My first day in, after my haircut, and at 8 am a lanky year 11, from 50 yards, cries “Fresh trim, Sir”. Indeed my trim is fresh. I hide my gleeful cheer at being noticed in case he spots this too. Only the kids seem to notice I’ve had a haircut. No staff. It takes them four days. And, I muse: benefits? The benefits of teaching are hardly centred on the aggrandisement of the ego, but as one child after another comments on the “trim” I consider what we look like to them. Figures of constancy in their lives; reliability and safety. I have cultivated the habit of taking interest in their lives and now I see it reflected in my own and the value of this.

Still, I wonder: benefits?

My Year Nines inspire me. Half way through a lesson (Romeo and Juliet) one of the lads asks to use his time out card. I haven’t made my mind up about these freedom passes, but I nod. When he leaves I pull out my Fitbit and take bets on his length of absence and hit the timer. This is almost a class expectation. Recognition, between us, that attendance and absence is equally acknowledged.

“Sir?” A voice ventures, pausing our exploration of Act 1, Scene 1.

“Kieran?” I reply.

“Do you know you’re the only teacher who doesn’t shout at him and gets him to actually work?”

“Well.

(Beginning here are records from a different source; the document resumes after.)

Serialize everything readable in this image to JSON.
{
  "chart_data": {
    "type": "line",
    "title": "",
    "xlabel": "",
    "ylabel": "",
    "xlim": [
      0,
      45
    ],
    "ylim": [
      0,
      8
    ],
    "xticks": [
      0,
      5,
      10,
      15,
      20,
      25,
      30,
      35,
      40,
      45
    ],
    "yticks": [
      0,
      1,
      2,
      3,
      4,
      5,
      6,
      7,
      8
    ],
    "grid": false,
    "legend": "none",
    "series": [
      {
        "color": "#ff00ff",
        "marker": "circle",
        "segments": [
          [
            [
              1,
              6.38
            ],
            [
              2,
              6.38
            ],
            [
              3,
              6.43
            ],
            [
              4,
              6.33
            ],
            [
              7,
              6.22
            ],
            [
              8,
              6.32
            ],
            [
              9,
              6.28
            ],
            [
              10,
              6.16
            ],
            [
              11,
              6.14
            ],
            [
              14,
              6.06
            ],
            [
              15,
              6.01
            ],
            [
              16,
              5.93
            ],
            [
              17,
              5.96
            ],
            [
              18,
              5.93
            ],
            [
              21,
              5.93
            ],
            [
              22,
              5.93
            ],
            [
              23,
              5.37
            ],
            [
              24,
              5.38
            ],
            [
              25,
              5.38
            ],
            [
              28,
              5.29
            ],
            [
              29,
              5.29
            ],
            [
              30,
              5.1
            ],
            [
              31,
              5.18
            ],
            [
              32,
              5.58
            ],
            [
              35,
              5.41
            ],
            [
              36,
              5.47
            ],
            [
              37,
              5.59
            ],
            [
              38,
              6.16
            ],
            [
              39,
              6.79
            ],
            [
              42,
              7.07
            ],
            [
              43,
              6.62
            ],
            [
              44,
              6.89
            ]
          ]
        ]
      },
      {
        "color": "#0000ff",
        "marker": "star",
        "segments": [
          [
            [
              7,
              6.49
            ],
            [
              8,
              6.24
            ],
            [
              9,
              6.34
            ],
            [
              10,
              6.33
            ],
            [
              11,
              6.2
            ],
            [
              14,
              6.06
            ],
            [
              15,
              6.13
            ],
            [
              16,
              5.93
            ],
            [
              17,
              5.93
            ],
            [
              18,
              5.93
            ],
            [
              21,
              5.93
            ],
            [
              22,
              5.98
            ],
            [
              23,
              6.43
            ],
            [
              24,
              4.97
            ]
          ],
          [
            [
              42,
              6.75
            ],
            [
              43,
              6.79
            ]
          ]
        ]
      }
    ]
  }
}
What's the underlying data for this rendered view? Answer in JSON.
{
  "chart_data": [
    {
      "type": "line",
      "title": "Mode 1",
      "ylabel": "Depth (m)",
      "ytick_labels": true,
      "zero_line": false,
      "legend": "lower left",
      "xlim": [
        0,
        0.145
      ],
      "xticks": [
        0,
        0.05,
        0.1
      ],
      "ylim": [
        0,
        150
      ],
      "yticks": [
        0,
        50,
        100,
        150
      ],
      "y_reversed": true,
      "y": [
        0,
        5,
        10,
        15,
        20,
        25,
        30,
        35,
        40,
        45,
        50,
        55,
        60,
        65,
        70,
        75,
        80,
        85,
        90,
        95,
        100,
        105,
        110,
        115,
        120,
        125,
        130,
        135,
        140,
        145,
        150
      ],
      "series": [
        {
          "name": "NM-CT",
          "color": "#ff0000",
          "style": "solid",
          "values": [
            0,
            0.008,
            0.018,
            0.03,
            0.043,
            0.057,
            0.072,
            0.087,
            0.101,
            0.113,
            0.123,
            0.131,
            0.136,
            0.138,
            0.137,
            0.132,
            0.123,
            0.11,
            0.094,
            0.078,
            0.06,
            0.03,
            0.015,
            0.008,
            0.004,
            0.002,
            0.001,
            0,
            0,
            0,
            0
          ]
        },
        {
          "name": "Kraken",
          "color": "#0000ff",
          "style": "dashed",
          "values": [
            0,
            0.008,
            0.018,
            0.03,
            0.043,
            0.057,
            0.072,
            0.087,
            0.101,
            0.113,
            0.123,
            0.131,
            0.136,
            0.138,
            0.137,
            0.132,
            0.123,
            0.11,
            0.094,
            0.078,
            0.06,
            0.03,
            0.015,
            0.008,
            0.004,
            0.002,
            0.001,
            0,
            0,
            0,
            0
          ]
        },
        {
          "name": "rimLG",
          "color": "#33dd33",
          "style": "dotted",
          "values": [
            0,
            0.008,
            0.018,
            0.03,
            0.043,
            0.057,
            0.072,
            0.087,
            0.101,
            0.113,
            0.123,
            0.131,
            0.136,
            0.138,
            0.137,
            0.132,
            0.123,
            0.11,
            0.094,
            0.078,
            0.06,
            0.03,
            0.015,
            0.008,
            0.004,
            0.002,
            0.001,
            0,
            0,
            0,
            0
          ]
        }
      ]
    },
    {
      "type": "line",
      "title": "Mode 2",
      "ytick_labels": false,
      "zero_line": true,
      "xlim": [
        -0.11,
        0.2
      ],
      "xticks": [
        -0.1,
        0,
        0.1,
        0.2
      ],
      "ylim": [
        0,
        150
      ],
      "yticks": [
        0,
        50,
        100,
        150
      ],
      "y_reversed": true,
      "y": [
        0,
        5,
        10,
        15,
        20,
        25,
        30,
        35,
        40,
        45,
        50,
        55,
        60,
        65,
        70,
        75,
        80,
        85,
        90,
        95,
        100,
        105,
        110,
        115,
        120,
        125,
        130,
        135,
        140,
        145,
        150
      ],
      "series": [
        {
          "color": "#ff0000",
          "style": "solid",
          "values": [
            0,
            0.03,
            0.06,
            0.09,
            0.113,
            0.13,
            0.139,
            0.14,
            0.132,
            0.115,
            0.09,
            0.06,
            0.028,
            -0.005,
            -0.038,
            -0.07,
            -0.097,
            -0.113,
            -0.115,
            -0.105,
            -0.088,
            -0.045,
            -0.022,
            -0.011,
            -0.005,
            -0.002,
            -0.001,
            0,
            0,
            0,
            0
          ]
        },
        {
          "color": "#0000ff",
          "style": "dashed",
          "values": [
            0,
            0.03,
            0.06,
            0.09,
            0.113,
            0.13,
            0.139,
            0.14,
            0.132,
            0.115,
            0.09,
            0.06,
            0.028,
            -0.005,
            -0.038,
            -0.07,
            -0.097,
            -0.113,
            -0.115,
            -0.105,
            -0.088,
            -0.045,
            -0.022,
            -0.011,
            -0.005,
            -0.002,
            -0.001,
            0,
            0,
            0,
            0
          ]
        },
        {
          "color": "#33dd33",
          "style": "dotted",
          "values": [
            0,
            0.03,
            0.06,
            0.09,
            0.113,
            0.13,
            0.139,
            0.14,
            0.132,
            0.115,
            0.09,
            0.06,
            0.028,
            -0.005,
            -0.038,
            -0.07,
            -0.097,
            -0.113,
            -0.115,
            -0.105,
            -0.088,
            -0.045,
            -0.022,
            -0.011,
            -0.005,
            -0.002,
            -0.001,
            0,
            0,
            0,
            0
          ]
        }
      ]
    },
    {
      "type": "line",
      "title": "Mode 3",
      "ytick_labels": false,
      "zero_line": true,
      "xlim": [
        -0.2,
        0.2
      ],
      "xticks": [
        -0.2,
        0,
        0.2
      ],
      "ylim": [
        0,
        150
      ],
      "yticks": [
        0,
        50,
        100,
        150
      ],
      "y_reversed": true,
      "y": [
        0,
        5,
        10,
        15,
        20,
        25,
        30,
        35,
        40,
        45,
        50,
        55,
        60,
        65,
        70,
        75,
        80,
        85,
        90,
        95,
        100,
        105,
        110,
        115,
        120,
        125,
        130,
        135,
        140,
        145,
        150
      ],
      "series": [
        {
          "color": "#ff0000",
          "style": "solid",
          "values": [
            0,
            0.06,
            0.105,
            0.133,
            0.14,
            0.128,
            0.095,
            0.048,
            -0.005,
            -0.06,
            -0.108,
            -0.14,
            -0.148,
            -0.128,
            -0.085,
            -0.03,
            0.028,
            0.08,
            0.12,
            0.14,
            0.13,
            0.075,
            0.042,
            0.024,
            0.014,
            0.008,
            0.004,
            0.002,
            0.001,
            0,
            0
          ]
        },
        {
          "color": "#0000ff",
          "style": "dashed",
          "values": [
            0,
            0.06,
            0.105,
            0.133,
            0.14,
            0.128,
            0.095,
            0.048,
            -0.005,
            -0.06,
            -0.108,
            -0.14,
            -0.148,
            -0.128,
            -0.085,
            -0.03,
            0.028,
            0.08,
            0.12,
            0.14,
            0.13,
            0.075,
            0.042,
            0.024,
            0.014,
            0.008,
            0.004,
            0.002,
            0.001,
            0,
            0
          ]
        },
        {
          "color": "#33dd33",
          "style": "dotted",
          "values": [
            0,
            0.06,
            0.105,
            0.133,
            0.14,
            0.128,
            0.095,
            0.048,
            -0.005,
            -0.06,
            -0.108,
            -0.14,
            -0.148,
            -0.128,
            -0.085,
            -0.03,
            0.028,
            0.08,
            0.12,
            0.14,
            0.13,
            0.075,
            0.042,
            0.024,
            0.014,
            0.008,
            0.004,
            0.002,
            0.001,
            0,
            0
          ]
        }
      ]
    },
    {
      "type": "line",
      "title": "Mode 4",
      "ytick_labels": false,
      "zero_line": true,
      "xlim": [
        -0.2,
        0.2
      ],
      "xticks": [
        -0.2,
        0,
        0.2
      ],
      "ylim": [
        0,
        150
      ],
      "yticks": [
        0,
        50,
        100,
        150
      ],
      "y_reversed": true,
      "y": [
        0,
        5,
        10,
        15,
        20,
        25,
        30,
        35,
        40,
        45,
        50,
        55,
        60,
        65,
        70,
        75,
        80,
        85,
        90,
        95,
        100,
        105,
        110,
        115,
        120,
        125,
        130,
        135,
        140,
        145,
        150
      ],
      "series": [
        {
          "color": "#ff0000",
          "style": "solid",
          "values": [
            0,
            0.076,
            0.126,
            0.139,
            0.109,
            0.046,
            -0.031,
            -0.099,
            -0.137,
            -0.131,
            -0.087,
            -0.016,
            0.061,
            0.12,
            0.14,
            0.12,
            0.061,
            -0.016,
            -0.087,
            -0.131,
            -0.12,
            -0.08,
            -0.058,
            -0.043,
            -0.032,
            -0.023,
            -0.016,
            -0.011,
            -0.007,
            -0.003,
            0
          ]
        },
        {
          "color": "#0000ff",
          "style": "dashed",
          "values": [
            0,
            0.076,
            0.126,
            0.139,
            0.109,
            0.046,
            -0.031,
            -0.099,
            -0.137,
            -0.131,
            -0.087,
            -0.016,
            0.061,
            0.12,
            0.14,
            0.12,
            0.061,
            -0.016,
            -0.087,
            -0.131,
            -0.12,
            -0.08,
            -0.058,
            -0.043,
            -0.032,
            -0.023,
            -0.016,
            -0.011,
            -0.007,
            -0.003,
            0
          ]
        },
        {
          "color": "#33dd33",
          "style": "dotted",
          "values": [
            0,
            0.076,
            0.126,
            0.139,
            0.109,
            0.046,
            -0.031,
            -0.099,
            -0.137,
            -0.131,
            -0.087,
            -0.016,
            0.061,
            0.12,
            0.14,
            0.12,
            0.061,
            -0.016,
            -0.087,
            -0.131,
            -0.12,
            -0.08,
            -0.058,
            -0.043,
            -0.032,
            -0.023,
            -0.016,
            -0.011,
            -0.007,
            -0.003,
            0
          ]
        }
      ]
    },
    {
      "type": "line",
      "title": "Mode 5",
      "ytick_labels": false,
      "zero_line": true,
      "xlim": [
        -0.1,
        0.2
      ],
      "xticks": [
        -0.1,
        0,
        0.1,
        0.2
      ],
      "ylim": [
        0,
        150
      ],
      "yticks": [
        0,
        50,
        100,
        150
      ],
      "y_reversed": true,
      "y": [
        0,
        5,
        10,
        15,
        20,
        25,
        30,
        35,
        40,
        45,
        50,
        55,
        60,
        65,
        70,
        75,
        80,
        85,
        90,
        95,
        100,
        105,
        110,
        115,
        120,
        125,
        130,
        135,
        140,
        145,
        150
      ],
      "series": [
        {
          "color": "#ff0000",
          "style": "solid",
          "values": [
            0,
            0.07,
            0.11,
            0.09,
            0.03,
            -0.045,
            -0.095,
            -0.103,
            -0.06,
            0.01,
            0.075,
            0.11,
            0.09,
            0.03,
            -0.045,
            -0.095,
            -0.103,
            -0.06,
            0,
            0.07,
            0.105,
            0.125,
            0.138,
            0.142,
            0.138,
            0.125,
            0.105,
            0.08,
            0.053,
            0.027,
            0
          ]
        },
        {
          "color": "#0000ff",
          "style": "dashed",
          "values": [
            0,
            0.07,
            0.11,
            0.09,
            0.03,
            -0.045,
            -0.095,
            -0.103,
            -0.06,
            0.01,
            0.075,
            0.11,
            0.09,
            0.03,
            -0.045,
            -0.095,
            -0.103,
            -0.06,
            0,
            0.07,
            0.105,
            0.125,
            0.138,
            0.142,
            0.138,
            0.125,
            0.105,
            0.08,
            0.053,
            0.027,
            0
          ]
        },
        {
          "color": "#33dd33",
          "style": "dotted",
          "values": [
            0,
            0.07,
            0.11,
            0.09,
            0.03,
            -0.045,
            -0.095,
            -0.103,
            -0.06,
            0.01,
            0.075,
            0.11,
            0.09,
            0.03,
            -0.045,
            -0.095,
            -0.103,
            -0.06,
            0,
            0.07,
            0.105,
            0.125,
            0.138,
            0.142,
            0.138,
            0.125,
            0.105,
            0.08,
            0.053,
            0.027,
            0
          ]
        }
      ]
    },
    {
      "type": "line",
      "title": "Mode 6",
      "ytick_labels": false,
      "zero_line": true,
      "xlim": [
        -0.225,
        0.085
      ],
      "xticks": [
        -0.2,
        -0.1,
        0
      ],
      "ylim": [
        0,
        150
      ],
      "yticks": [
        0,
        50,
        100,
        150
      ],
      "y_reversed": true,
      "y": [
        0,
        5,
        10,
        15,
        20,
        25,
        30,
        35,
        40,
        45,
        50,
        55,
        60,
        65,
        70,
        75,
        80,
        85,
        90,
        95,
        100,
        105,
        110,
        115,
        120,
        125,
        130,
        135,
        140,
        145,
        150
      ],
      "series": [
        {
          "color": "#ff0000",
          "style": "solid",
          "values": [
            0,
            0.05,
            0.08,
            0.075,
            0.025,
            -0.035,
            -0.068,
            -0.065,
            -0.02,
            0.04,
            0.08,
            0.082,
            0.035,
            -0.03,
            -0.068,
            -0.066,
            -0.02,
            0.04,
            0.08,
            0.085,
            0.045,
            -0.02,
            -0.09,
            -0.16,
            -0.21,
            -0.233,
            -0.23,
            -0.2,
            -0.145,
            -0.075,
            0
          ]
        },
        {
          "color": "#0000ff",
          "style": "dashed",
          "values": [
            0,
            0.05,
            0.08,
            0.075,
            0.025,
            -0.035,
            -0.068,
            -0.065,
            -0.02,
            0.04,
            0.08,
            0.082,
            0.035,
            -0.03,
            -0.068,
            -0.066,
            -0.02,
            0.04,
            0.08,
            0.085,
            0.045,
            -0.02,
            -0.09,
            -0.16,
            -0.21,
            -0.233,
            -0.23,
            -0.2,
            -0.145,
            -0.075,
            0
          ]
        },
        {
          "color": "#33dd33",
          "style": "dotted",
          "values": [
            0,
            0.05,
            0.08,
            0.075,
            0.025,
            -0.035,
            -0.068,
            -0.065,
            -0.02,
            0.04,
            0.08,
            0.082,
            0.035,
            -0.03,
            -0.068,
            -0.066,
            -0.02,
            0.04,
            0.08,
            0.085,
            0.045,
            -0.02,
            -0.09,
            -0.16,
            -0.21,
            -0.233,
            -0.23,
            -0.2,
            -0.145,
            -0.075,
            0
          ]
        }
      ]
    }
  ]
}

That’s cool.” I almost splutter.

For a term, all I’ve wanted is for Mr Timeout to actually write something in his book, take an interest and not foul up his assessments. I turn back to the board and challenge them to work out what Shakespeare’s England meant by the term ‘maid’, but really I’m reminded of the benefits.

When kids recognise you: A person. A human being. Accomplishment. Kindness and boundaries. Acknowledgment.

Is that all the benefit we need?

“He’s back, Sir” points out Rhys.

“Stop the clock.” I hear.

“What is it?” Asks another.

“12 minutes.” I say. “I’ve won.”

Mr Timeout smiles in realisation and sits down, copying up notes after a friendly but curt reminder.

This is quickly followed by the recognition that being a ‘maid’ in Shakespeare’s England came with the expectation of virgin honour; that when the Capulets talk about putting maids to the wall, they are really talking about rape. The room is abuzz and eyes are wide.